XY scatterplots show best-fit linear regression lines with 95% confidence intervals. Grouped scatterplots show medians and interquartile range, and box plots show medians with Tukey whiskers. To compare trajectories of Vδ2Vγ9 T-cell measurements with age among strata of children with varying intercurrent malaria, we used generalized estimating equations with robust standard errors and adjustment for repeated measures and infection status at the time of sampling. In these multivariate models, nonnormal variables were log-transformed and analyzed for statistically significant interaction between malaria exposure strata and age. In all analyses, differences were considered significant at P < .05 (2 tailed).
RESULTS
Early Loss of Vγ9Vδ2 T Cells Among Children With Heavy Malaria Exposure
To determine whether repeated malaria exposure drives Vγ9Vδ2 T-cell loss or, instead, whether there is a higher propensity for symptomatic among children with lower Vγ9Vδ2 T-cell frequencies, we measured the percentage of CD3+ cells expressing Vδ2 and Vγ9 at 6, 16, 24, and 36 months of age among children randomized to chemoprevention with sulfadoxine-pyrimethamine, which showed no efficacy for preventing malaria [22]. These children had a mean (standard deviation [SD]) malaria incidence of 5.35 (3.1) episodes per person-year during chemoprevention, and 8.22 (3.97) episodes per person-year after chemoprevention. We observed a strong inverse relationship between Vγ9Vδ2 T-cell frequencies at 36 months and the episodes of malaria per person-year for each subject between 6 and 36 months (Figure 1A).
To explore whether longitudinal changes in the frequency of Vγ9Vδ2 T cells over time were related to differing amounts of intercurrent malaria, we stratified the subjects into 3 groups based on their incidence of malaria between 6 and 36 months (low, <3 [n = 12]; medium, ≥3 and <8 [n = 26]; high, ≥8 [n = 11] episodes per person-year). At 6 months, Vγ9Vδ2 T-cell frequencies were similar between children in the highest- and lowest-incidence strata. However, by 16 months these frequencies had diverged significantly, with lower frequencies observed among the highest-incidence children. This trend was maintained at 24 months and again significant at 36 months (Figure 1B). Repeated-measures analysis, using generalized estimating equations and adjusting for age, confirmed that changes in Vδ2 T-cell frequencies over time differed significantly between the high- and low-incidence groups (P = .01; Figure 1C). No relationship was observed between the other major circulating γδ T-cell subset (Vδ1+ cells) and malaria incidence (Supplementary Figure 3). Together, these data suggest that repeated malaria exposure in early childhood drives the loss of circulating Vγ9Vδ2 T cells.

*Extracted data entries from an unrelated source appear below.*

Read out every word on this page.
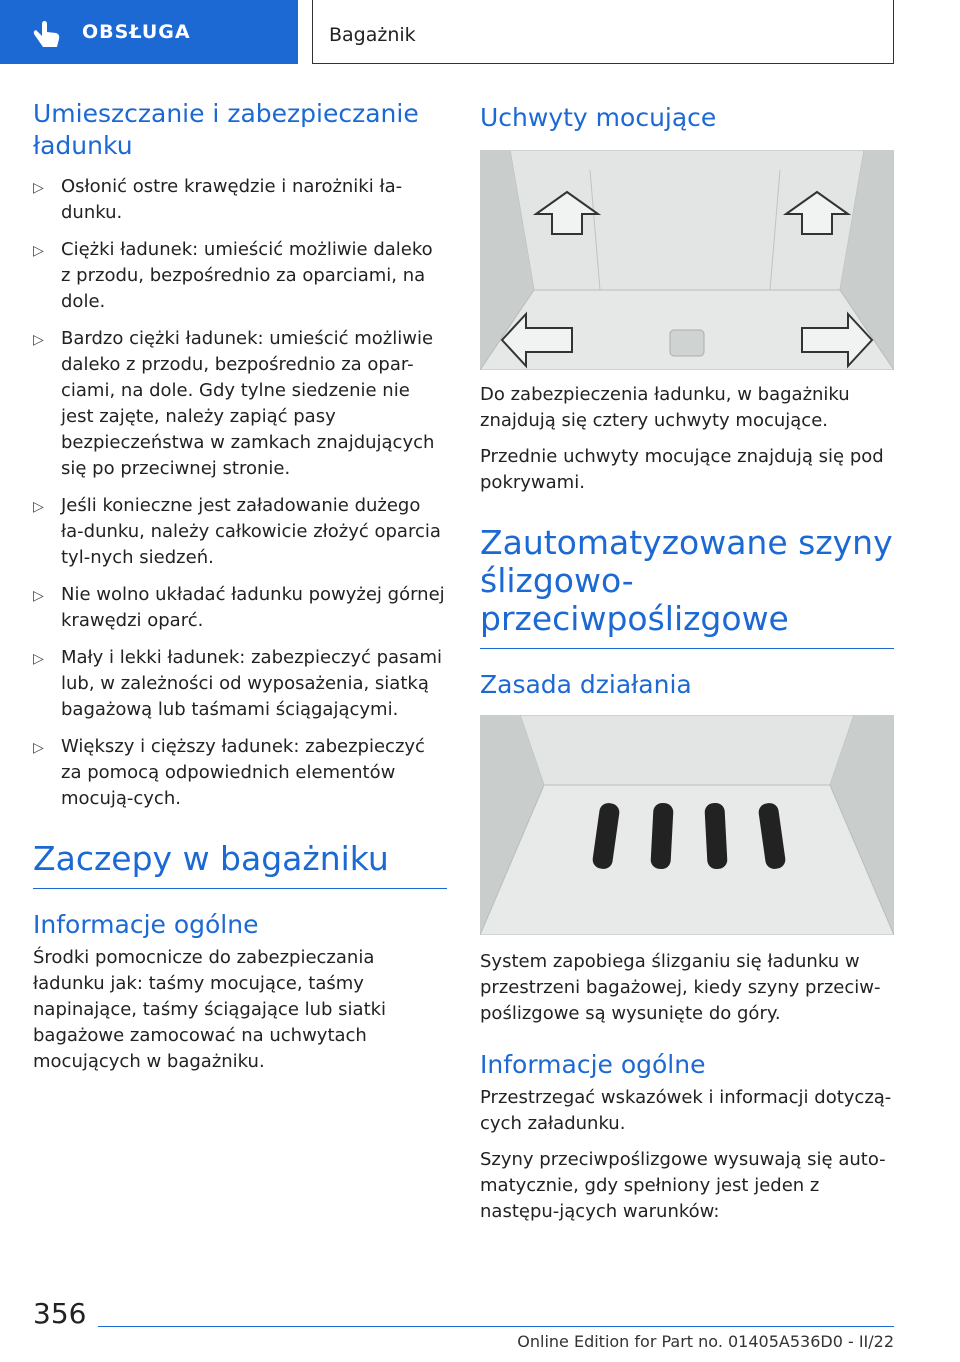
OBSŁUGA	Bagażnik
Umieszczanie i zabezpieczanie ładunku
▷ Osłonić ostre krawędzie i narożniki ła-dunku.
▷ Ciężki ładunek: umieścić możliwie daleko z przodu, bezpośrednio za oparciami, na dole.
▷ Bardzo ciężki ładunek: umieścić możliwie daleko z przodu, bezpośrednio za opar-ciami, na dole. Gdy tylne siedzenie nie jest zajęte, należy zapiąć pasy bezpieczeństwa w zamkach znajdujących się po przeciwnej stronie.
▷ Jeśli konieczne jest załadowanie dużego ła-dunku, należy całkowicie złożyć oparcia tyl-nych siedzeń.
▷ Nie wolno układać ładunku powyżej górnej krawędzi oparć.
▷ Mały i lekki ładunek: zabezpieczyć pasami lub, w zależności od wyposażenia, siatką bagażową lub taśmami ściągającymi.
▷ Większy i cięższy ładunek: zabezpieczyć za pomocą odpowiednich elementów mocują-cych.
Zaczepy w bagażniku
Informacje ogólne

Środki pomocnicze do zabezpieczania ładunku jak: taśmy mocujące, taśmy napinające, taśmy ściągające lub siatki bagażowe zamocować na uchwytach mocujących w bagażniku.

Uchwyty mocujące

Do zabezpieczenia ładunku, w bagażniku znajdują się cztery uchwyty mocujące.

Przednie uchwyty mocujące znajdują się pod pokrywami.

Zautomatyzowane szyny ślizgowo-przeciwpoślizgowe
Zasada działania

System zapobiega ślizganiu się ładunku w przestrzeni bagażowej, kiedy szyny przeciw-poślizgowe są wysunięte do góry.

Informacje ogólne

Przestrzegać wskazówek i informacji dotyczą-cych załadunku.

Szyny przeciwpoślizgowe wysuwają się auto-matycznie, gdy spełniony jest jeden z następu-jących warunków:

356
Online Edition for Part no. 01405A536D0 - II/22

Heavy Malaria Exposure and Progressive Dysfunction of Vδ2 T Cells
Recurrent malaria has been associated not only with reduced Vδ2 T-cell frequencies, but also with the impairment of key effector functions including proliferation and production of inflammatory cytokines IFN-γ and TNF [18]. To assess whether the functional characteristics of Vδ2 T cells decline with repeated malaria episodes within individual children, we stimulated PBMCs obtained at 6, 16, and 36 months of age with P. falciparum–infected RBCs and quantified cytokine production and degranulation (assessed by mobilization of CD107a). As with the frequencies of Vδ2 T cells, we found a significant inverse relationship between the proportion of functional Vδ2 T cells and the episodes of malaria per person-year subjects had sustained by 36 months (Figure 2A).

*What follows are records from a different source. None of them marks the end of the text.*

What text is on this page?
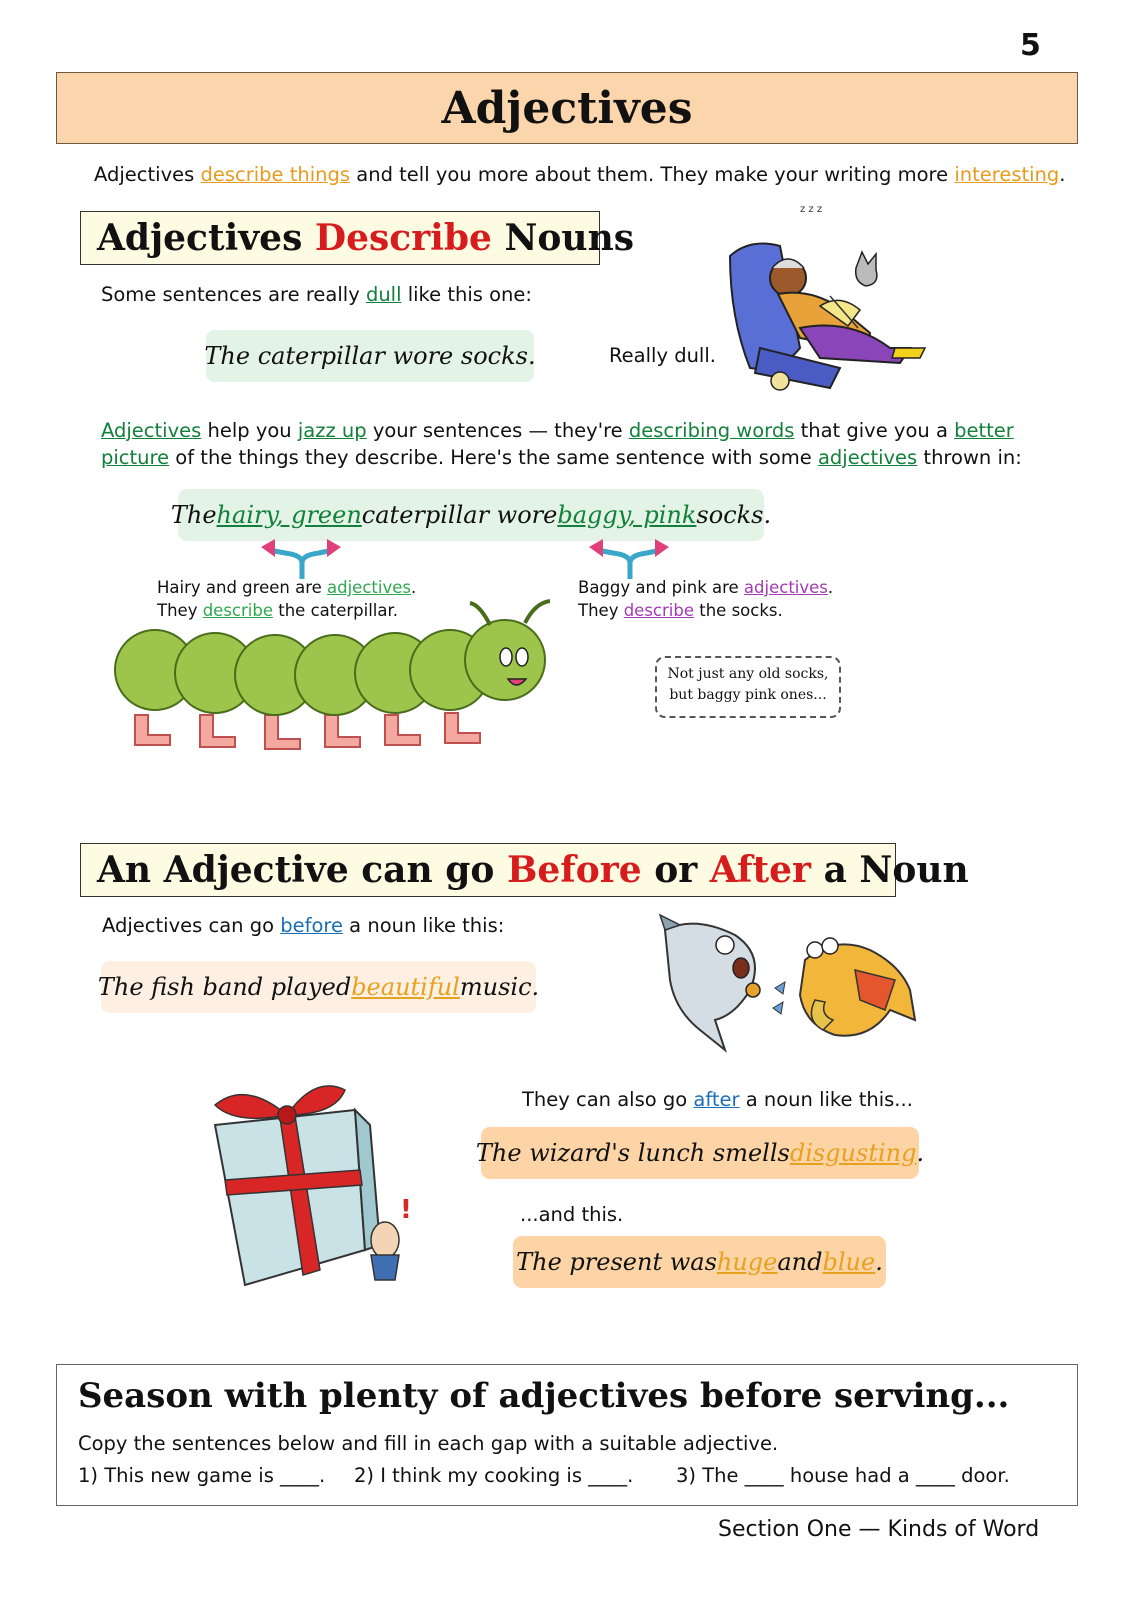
5
Adjectives
Adjectives describe things and tell you more about them. They make your writing more interesting.
Adjectives
Describe
Nouns
z z z
Some sentences are really dull like this one:
The caterpillar wore socks.	Really dull.
Adjectives help you jazz up your sentences — they're describing words that give you a better
picture of the things they describe. Here's the same sentence with some adjectives thrown in:
The hairy, green caterpillar wore baggy, pink socks.
Hairy and green are adjectives.
They describe the caterpillar.
Baggy and pink are adjectives.
They describe the socks.
Not just any old socks,
but baggy pink ones...
An Adjective can go
Before
or
After
a Noun
Adjectives can go before a noun like this:
The fish band played beautiful music.
!
They can also go after a noun like this...
The wizard's lunch smells disgusting .
...and this.
The present was huge and blue .
Season with plenty of adjectives before serving...
Copy the sentences below and fill in each gap with a suitable adjective.
1) This new game is ____. 2) I think my cooking is ____. 3) The ____ house had a ____ door.
Section One — Kinds of Word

After stratifying subjects by malaria incidence using the groups defined above, we saw that percentages of IFN-γ/TNF-α+ and CD107a+ Vδ2 T cells were similar at 6 months but lower in the highest-incidence group at 16 and 36 months than in the lowest-incidence group (Figure 2B). Repeated-measures analysis using generalized estimating equations revealed declining percentages of IFN-γ/TNF-α+ and CD107a+ Vδ2 cells over time in the highest-incidence strata, in contrast to an increase in these percentages in the lower-incidence strata (P = .06 and P = .001, respectively; Figure 2C). These data indicate that the ability of Vδ2 T cells to secrete proinflammatory cytokines and degranulate in response to P. falciparum antigen declines within an individual in the setting of repeated malaria infections.

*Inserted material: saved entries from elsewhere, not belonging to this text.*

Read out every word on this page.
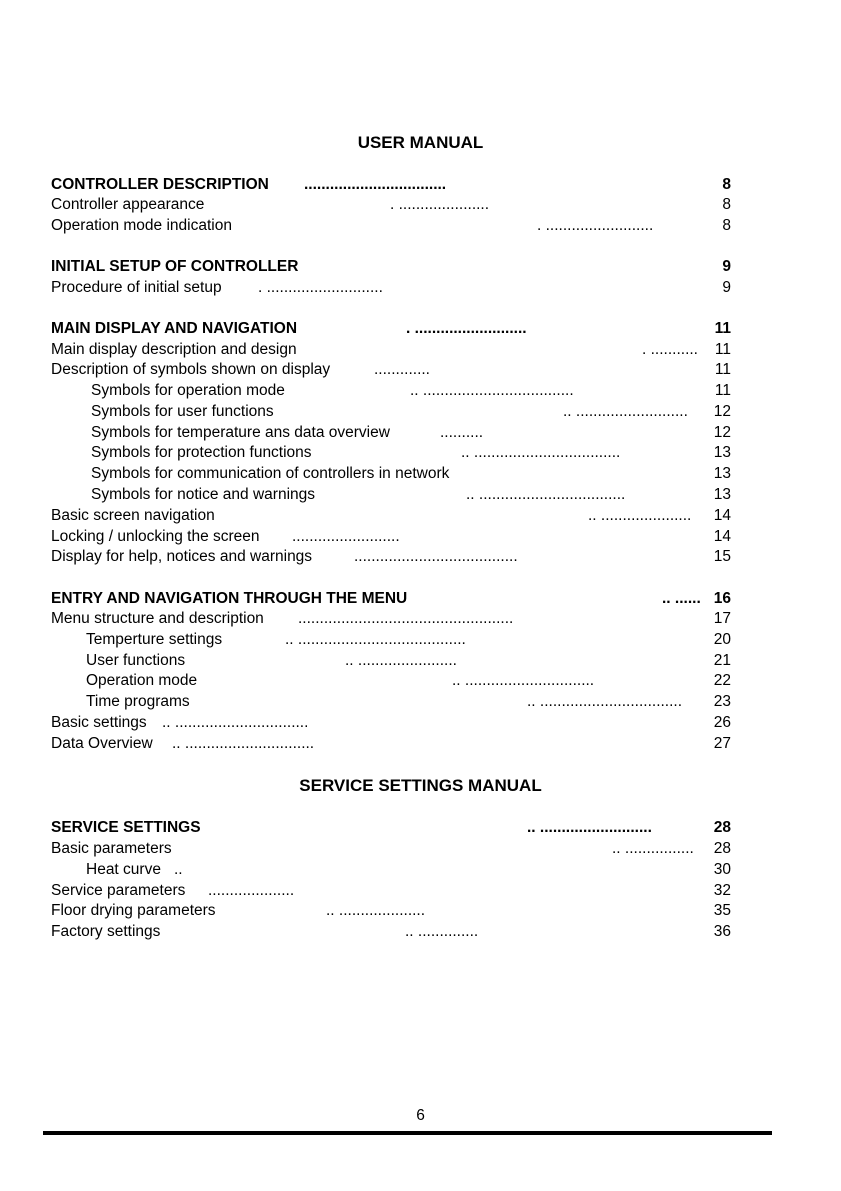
USER MANUAL
SERVICE SETTINGS MANUAL
CONTROLLER DESCRIPTION .................................	8
Controller appearance	. .....................	8
Operation mode indication	. .........................	8
INITIAL SETUP OF CONTROLLER	9
Procedure of initial setup . ...........................	9
MAIN DISPLAY AND NAVIGATION	. ..........................	11
Main display description and design	. ........... 11
Description of symbols shown on display	.............	11
Symbols for operation mode	.. ...................................	11
Symbols for user functions	.. .......................... 12
Symbols for temperature ans data overview	..........	12
Symbols for protection functions	.. ..................................	13
Symbols for communication of controllers in network	13
Symbols for notice and warnings	.. ..................................	13
Basic screen navigation	.. ..................... 14
Locking / unlocking the screen .........................	14
Display for help, notices and warnings	......................................	15
ENTRY AND NAVIGATION THROUGH THE MENU	.. ...... 16
Menu structure and description ..................................................	17
Temperture settings	.. .......................................	20
User functions	.. .......................	21
Operation mode	.. ..............................	22
Time programs	.. ................................. 23
Basic settings .. ...............................	26
Data Overview .. ..............................	27
SERVICE SETTINGS	.. ..........................	28
Basic parameters	.. ................ 28
Heat curve ..	30
Service parameters ....................	32
Floor drying parameters	.. ....................	35
Factory settings	.. ..............	36
6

CD16 Expression on Vδ2Vγ9 T-cells in High Transmission Settings
Expression of the low-affinity Fc receptor CD16 (FCγRIII) has been shown to distinguish Vδ2 cells that are less responsive to phosphoantigens [19], and up-regulated expression of CD16 on Vδ2 T cells has been described among children heavily exposed to malaria [18]. To determine how expression of CD16 influences Vδ2 T-cell responsiveness to P. falciparum antigen and how expression changes with increasing age and intercurrent malaria, we measured surface expression of CD16 longitudinally in the context of the flow-based functional assays described above. We found that the percentage of Vδ2 T cells that responded to P. falciparum antigen by producing IFN-γ or degranulating was markedly lower among cells expressing CD16 (Figure 3A). Next we looked at changes in CD16 expression with increasing age and found that the percentage of Vγ9Vδ2 T cells expressing CD16 increased significantly between 6 and 36 months (Figure 3B).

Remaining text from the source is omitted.